If the Town pursues a school building addition/renovation/replacement with support for MSBA, they would reimburse for 38% of that cost. But the Town is more conservatively projecting a 20% cost based on the fact that voters may want some elements that the state won’t pay towards. He used auditoriums as an example.

During discussions, Malinowski also indicated that the study will focus on the Neary site but also look at some of the details around the other schools, including Woodward.

Noise Bylaw

[As I’ve previously disclosed, my husband served on the Noise Bylaw Committee.]

The Noise Bylaw was passed 69-61 without any amendments. As I suspected would happen, amendments that were proposed came from both voters seeking to make it stricter and looser.
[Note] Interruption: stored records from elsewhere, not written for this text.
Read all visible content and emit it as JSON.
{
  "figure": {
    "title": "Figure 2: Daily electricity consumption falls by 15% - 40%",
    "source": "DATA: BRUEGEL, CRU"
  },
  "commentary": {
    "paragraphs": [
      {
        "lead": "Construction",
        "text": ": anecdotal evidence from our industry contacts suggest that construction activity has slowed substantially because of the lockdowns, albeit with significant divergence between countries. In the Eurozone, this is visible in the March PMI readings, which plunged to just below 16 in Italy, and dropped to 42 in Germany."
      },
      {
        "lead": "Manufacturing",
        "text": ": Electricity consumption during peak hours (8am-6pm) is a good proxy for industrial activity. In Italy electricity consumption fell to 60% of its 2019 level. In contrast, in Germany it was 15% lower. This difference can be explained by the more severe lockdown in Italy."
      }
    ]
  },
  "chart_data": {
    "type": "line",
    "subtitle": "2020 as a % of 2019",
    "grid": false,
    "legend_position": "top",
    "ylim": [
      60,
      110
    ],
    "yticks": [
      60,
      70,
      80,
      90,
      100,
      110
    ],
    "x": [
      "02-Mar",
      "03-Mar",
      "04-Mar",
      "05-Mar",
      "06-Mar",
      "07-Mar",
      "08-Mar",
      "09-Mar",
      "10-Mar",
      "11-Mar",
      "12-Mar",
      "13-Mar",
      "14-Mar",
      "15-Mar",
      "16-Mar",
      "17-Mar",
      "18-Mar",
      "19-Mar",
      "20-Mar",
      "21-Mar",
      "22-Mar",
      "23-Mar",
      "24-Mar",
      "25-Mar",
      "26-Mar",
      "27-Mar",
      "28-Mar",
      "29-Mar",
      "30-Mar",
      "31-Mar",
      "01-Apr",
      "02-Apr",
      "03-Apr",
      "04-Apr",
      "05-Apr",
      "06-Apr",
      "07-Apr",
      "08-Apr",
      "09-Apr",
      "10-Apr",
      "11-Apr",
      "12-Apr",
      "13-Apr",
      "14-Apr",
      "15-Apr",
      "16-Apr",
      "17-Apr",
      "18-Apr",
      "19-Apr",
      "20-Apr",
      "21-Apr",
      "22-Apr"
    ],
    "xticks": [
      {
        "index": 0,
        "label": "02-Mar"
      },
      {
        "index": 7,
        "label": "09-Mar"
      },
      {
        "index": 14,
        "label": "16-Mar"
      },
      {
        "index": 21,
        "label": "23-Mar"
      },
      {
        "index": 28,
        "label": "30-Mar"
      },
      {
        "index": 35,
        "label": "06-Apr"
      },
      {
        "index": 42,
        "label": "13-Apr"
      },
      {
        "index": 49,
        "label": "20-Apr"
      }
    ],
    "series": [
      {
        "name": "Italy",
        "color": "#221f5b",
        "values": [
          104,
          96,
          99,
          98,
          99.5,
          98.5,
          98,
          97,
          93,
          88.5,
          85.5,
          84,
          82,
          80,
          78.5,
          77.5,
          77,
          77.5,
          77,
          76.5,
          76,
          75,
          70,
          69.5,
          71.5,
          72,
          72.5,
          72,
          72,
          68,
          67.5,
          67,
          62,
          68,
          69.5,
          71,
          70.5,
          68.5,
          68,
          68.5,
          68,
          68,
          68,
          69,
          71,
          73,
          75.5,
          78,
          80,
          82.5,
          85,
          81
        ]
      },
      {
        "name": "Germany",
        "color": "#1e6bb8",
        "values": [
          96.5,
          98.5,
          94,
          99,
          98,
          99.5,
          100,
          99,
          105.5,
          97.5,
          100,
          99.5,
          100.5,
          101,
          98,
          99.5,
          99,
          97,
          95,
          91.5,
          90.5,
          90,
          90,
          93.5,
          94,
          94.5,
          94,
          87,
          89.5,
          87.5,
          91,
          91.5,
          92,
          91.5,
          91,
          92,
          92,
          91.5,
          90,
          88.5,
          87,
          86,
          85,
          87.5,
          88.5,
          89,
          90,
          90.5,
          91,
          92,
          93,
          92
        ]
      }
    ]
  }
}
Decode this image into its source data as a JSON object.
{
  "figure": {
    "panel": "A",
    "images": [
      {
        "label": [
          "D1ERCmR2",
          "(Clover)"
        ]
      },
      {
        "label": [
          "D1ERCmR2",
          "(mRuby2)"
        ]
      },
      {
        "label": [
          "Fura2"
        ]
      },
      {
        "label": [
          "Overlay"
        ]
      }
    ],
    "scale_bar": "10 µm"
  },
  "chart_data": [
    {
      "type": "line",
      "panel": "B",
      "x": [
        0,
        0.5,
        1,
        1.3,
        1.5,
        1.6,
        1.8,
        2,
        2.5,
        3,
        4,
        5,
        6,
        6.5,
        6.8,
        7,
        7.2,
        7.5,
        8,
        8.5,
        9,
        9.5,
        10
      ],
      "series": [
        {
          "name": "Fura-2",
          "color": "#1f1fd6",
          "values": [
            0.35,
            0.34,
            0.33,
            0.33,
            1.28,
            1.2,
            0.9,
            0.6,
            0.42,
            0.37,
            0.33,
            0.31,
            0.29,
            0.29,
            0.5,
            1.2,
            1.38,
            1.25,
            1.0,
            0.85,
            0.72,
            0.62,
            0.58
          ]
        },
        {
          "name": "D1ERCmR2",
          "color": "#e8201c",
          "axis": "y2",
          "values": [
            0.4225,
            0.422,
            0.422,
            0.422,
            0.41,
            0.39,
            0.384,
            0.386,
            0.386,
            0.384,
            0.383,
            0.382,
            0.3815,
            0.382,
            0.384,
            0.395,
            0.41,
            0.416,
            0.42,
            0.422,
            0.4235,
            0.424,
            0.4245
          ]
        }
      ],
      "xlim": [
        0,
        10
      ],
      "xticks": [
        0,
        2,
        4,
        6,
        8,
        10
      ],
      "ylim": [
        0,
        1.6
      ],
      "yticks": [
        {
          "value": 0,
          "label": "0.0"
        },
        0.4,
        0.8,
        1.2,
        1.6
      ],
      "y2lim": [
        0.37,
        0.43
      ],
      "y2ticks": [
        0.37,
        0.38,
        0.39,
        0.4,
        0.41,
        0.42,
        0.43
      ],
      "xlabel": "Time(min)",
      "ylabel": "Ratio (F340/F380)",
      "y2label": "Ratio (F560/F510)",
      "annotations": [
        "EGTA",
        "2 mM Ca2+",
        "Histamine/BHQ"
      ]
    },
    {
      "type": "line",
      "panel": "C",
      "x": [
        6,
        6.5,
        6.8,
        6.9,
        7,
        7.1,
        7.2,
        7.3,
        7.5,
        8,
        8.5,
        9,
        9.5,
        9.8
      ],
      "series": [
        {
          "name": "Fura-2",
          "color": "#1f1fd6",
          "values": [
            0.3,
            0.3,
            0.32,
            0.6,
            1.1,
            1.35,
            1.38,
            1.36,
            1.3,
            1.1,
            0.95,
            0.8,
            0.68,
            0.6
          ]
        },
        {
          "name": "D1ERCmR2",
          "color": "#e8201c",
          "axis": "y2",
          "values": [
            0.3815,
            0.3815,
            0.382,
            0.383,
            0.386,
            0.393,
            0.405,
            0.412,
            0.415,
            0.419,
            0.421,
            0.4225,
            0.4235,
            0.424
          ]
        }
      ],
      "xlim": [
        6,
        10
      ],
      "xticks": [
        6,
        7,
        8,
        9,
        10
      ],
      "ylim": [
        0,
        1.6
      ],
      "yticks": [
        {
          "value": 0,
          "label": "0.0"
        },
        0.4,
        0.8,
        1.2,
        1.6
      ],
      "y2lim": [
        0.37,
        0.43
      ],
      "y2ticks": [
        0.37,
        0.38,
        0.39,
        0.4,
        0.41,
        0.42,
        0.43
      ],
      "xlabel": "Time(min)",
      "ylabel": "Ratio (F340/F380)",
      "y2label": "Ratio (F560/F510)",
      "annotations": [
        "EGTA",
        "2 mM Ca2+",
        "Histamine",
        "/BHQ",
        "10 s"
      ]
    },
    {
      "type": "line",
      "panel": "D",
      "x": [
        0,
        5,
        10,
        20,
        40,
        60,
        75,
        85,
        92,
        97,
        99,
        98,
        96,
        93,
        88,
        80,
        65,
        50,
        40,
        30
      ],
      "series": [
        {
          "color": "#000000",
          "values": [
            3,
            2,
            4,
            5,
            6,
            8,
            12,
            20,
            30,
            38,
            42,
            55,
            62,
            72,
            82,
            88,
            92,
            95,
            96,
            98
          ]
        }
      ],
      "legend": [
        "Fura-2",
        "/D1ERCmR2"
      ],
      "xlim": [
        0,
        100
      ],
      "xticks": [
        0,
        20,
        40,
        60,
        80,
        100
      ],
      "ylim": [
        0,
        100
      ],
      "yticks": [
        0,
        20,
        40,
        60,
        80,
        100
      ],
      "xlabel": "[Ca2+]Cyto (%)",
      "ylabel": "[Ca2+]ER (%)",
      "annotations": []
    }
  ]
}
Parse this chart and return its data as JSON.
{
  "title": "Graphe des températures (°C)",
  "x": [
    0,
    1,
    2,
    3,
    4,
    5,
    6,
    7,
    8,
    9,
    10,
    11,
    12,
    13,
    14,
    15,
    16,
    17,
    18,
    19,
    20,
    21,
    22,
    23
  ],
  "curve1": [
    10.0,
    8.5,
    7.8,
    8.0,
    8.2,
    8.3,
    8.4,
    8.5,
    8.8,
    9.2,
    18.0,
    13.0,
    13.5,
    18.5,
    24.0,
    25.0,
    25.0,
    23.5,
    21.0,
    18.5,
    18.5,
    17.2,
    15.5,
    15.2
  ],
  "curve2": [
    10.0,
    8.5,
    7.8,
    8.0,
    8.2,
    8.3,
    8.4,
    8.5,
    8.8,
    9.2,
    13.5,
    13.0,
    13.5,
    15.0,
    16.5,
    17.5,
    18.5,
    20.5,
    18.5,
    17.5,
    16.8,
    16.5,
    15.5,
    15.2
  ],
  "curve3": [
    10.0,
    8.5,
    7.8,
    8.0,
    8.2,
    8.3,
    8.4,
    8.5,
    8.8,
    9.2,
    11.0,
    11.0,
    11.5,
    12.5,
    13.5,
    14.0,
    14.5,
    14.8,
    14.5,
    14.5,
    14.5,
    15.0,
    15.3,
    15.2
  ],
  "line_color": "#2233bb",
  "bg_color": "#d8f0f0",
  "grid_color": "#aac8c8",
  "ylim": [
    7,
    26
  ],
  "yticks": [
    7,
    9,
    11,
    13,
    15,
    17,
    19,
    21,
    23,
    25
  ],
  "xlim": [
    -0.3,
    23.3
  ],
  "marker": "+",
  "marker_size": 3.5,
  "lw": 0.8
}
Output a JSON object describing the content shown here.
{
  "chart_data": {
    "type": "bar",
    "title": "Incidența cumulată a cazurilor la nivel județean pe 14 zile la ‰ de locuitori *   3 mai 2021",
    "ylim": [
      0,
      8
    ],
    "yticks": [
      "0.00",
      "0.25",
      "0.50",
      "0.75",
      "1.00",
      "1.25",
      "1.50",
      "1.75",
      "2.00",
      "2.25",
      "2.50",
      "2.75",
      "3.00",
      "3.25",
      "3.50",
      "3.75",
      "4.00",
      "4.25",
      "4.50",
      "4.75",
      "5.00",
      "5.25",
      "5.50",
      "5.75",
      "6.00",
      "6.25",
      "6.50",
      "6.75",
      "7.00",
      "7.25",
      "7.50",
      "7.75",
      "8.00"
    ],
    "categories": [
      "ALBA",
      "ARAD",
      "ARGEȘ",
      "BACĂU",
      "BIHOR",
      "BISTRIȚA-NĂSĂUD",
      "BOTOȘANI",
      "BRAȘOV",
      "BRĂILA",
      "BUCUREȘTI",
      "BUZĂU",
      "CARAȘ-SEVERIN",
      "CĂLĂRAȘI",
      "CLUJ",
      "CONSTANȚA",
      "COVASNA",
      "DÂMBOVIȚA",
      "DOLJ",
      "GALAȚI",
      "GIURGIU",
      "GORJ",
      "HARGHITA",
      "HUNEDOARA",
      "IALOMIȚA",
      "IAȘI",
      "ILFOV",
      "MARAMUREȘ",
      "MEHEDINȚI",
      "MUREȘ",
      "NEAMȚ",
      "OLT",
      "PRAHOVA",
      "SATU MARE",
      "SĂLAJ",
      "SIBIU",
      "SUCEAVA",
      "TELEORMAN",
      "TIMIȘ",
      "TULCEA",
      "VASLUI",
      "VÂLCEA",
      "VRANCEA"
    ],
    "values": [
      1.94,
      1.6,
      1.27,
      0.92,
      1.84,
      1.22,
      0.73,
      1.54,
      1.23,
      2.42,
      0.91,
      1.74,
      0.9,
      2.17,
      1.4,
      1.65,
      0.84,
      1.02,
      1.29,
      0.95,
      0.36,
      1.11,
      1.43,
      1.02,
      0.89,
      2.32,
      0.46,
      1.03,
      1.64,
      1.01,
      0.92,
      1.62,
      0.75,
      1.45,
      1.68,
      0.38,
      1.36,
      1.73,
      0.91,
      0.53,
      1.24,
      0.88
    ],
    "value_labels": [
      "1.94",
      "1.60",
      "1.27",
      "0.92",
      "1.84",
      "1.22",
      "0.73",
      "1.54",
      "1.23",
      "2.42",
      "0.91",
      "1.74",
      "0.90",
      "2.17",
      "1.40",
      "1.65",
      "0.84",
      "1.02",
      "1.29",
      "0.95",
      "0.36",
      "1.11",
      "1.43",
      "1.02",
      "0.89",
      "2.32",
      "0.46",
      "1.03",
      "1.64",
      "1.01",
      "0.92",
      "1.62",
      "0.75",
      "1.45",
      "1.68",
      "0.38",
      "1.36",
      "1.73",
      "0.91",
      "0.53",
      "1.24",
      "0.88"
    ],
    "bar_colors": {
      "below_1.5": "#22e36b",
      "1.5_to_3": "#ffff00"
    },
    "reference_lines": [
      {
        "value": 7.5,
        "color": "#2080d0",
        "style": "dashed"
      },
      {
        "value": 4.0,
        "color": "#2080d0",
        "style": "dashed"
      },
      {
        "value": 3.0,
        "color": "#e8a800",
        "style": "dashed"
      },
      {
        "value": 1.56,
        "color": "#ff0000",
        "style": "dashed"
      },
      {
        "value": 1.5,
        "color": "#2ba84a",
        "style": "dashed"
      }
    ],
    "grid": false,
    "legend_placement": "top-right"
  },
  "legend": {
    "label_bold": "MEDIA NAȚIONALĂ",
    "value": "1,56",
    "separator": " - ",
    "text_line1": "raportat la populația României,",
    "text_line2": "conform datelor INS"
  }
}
Proposals included increasing the allowed hours for noise, increasing fines with no first warning, removing a section on noisy pets. Peter LaPine who brought forward the Citizen Petition at last year’s meeting* moved to limit use of all gas powered leaf blowers to between March 15 – May 1 and October 15 – December 15. Bylaw Committee member Lisa Dunderdale supported that the leafblowers were by far residents’ biggest complaint about noise. That was supported by commenters from the floor who lamented the lack of peace and quiet in their neighborhoods.

I’m going to leave the rest of the coverage of that discussion to a write up by the Community Advocate. You can read it here.

PILOT Committee

Back in 2019, Town Meeting voted to have the Select Board reinvigorate the PILOT Committee. It was a non-binding action and one the Board paid lip service to, then ignored. Instead, the Board opted to have a single member, Marty Healey, represent them in negotiations with the Town.

The Select Board and majority of Advisory considered the results to be a success. Petitioner Patricia Burns Fiore was less impressed. She advocated that creating a standing committee to do research to support the Select Board’s efforts may help. Voters agreed. 

The Community Advocate saved me some time by writing up that discussion as well. You can read that here.

*Updated (5/11/22 1:05 pm): Peter LaPine reminded that his Citizen Petition Article discussed at last year’s Annual Town Meeting had been postponed from when it was brought forward in 2020. That year many of the Articles were pushed off the agenda. (At the time officials intended to convene a fall Special Town Meeting in 2021, which didn’t happen.) He also noted that his amendment would have ended the spring cleanup using leafblowers at May 1st (not the 15th as I originally wrote.)